Many of the world’s most valuable and sensitive secrets are protected, in part, by the strong authentication SecurID has long provided. They have been a trusted security brand for years. On a personal note, my own ties to RSA are long-standing: I’ve been an RSA Conference co-chair for most of the last eight years, and I have many friends who work there.

For many of us, the SecurID token was a thing to be trusted, because it just worked, constantly. Certain things in life are constants: the sun rises and sets every day; the government collects taxes; everyone dies eventually; and the SecurID token changes its numbers every 60 seconds. That’s just the way it is. It is a tribute to RSA’s success that its tokens were so reliable and so trusted for so many years that they, in effect, faded into the background like the setting sun.

So, hearing that RSA — RSA! — was seriously hacked was profoundly unsettling. It reminded us that nothing is one hundred percent secure. As security professionals, we are trained to remember that any single control is fallible. This particular incident reminded us of that fact like a bucketful of ice water to the face. Sometimes, as PJ O’Rourke once put it, “the shock of recognition is just a shock.”

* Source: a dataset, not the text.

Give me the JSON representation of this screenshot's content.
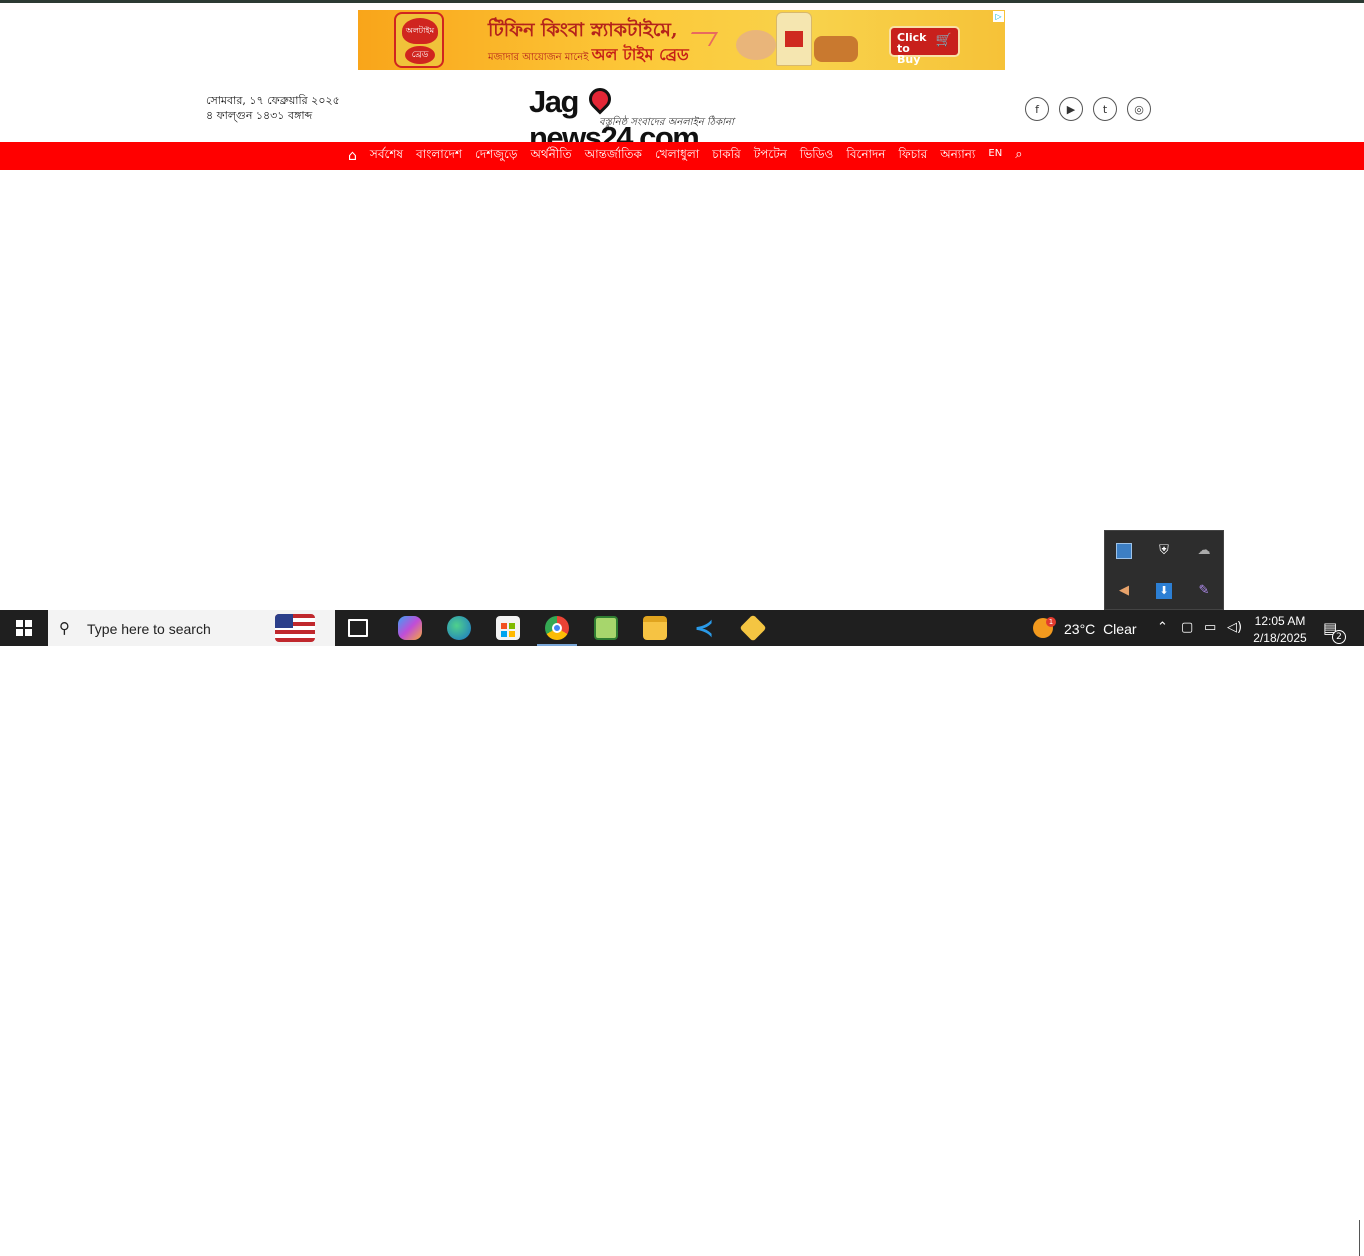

2. The RSA token incident illustrates what “risk management” is all about.

Most security vendors conflate risk management with risk elimination: use our product to identify risks so that you can get rid of them. That works fine in clear-cut cases like vulnerability scanning, for example, where you can calculate risk scores and decide whether to patch a workstation based on your scoring thresholds. That strategy works less well in cases where you need to make a call in uncertain circumstances, where you do not possess the facts.

That’s what happened here. When news of the attacks broke, thousands of RSA customers had to engage in a Rumsfeldian exercise in assessing the risks: sizing up our knowns and unknowns. Understanding what was hypothetical, and what was real. In this case, we saw true risk management for what it is: the art of balancing customer interests, our own reputation, known risks, countermeasures, probability of attack, and uncertainty. In other words, it is risk management in its purest form.

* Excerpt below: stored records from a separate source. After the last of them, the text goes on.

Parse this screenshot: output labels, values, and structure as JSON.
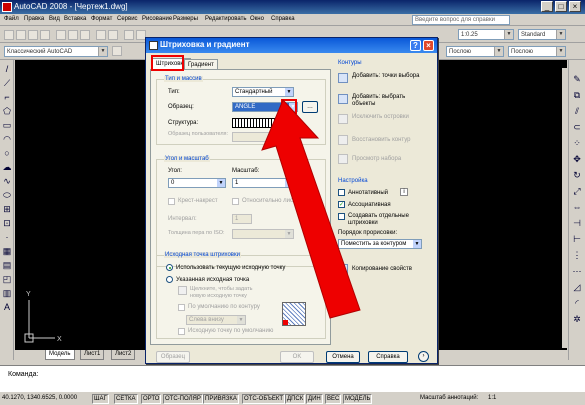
{
  "app": {
    "title": "AutoCAD 2008 - [Чертеж1.dwg]",
    "menu": [
      "Файл",
      "Правка",
      "Вид",
      "Вставка",
      "Формат",
      "Сервис",
      "Рисование",
      "Размеры",
      "Редактировать",
      "Окно",
      "Справка"
    ],
    "help_placeholder": "Введите вопрос для справки",
    "workspace_combo": "Классический AutoCAD",
    "textstyle_combo": "Standard",
    "scale_combo": "1:0.25",
    "layer_combo": "Послою",
    "layer_combo2": "Послою",
    "layout_tabs": [
      "Модель",
      "Лист1",
      "Лист2"
    ],
    "command_prompt": "Команда:",
    "coords": "40.1270, 1340.6525, 0.0000",
    "status_buttons": [
      "ШАГ",
      "СЕТКА",
      "ОРТО",
      "ОТС-ПОЛЯР",
      "ПРИВЯЗКА",
      "ОТС-ОБЪЕКТ",
      "ДПСК",
      "ДИН",
      "ВЕС",
      "МОДЕЛЬ"
    ],
    "annot_scale_label": "Масштаб аннотаций:",
    "annot_scale_value": "1:1"
  },
  "dialog": {
    "title": "Штриховка и градиент",
    "tabs": [
      "Штриховка",
      "Градиент"
    ],
    "group_type": "Тип и массив",
    "label_type": "Тип:",
    "value_type": "Стандартный",
    "label_pattern": "Образец:",
    "value_pattern": "ANGLE",
    "label_swatch": "Структура:",
    "label_custom": "Образец пользователя:",
    "group_angle": "Угол и масштаб",
    "label_angle": "Угол:",
    "value_angle": "0",
    "label_scale": "Масштаб:",
    "value_scale": "1",
    "check_double": "Крест-накрест",
    "check_relative": "Относительно листа",
    "label_spacing": "Интервал:",
    "value_spacing": "1",
    "label_iso": "Толщина пера по ISO:",
    "group_origin": "Исходная точка штриховки",
    "radio_current": "Использовать текущую исходную точку",
    "radio_specified": "Указанная исходная точка",
    "click_set": "Щелкните, чтобы задать новую исходную точку",
    "check_default_extents": "По умолчанию по контуру",
    "value_extents": "Слева внизу",
    "check_store": "Исходную точку по умолчанию",
    "group_boundaries": "Контуры",
    "btn_add_pick": "Добавить: точки выбора",
    "btn_add_select": "Добавить: выбрать объекты",
    "btn_remove": "Исключить островки",
    "btn_recreate": "Восстановить контур",
    "btn_view": "Просмотр набора",
    "group_options": "Настройка",
    "check_annotative": "Аннотативный",
    "check_associative": "Ассоциативная",
    "check_separate": "Создавать отдельные штриховки",
    "label_draw_order": "Порядок прорисовки:",
    "value_draw_order": "Поместить за контуром",
    "btn_inherit": "Копирование свойств",
    "btn_preview": "Образец",
    "btn_ok": "OK",
    "btn_cancel": "Отмена",
    "btn_help": "Справка"
  },
  "colors": {
    "annotation_red": "#ee0000",
    "drawing_bg": "#000000",
    "dialog_bg": "#ece9d8"
  }
}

3. Customers should always come first

If I had to grade RSA’s responses, both to the initial hack and to the more recent revelations, I could not give them better than a D. RSA made three serious mistakes.

Rather than communicate with their customers privately first, RSA issued press releases, leaving resellers like Perimeter surprised and hanging. Rather than coming clean about the extent of compromise, RSA was stunningly evasive about the secrets that were stolen, leaving customers uncertain about their true risk posture. And finally, rather than biting the bullet and replacing all of their customers’ tokens in March, RSA downplayed the severity of the compromise, forcing them to backtrack when the attempted hacks on Lockheed came to light.

Making any one of these mistakes in isolation would be understandable. Making all three of them is much harder to understand. It gives the strong impression of a company trying to talk its way out of a big problem — on the cheap. To put it another way, RSA seemed to care more about protecting its profits than protecting its customers.

In the security industry, “trust” is a somewhat slippery term defined in terms ranging from the cryptographic to the contractual. Bob Blakley, a Gartner analyst and former chief scientist of Tivoli, once infamously wrote that “Trust is for Suckers.” What he meant by that is that trust is an emotional thing, a fragile bond whose value transcends prime number multiplication, tokens, drug tests or signatures — and that it is foolish to rely too much on it.

In the case of RSA, it’s not a stretch to say that the amount of trust customers are willing to extend to them has dropped precipitously. For us, regrettably, they are just another vendor now.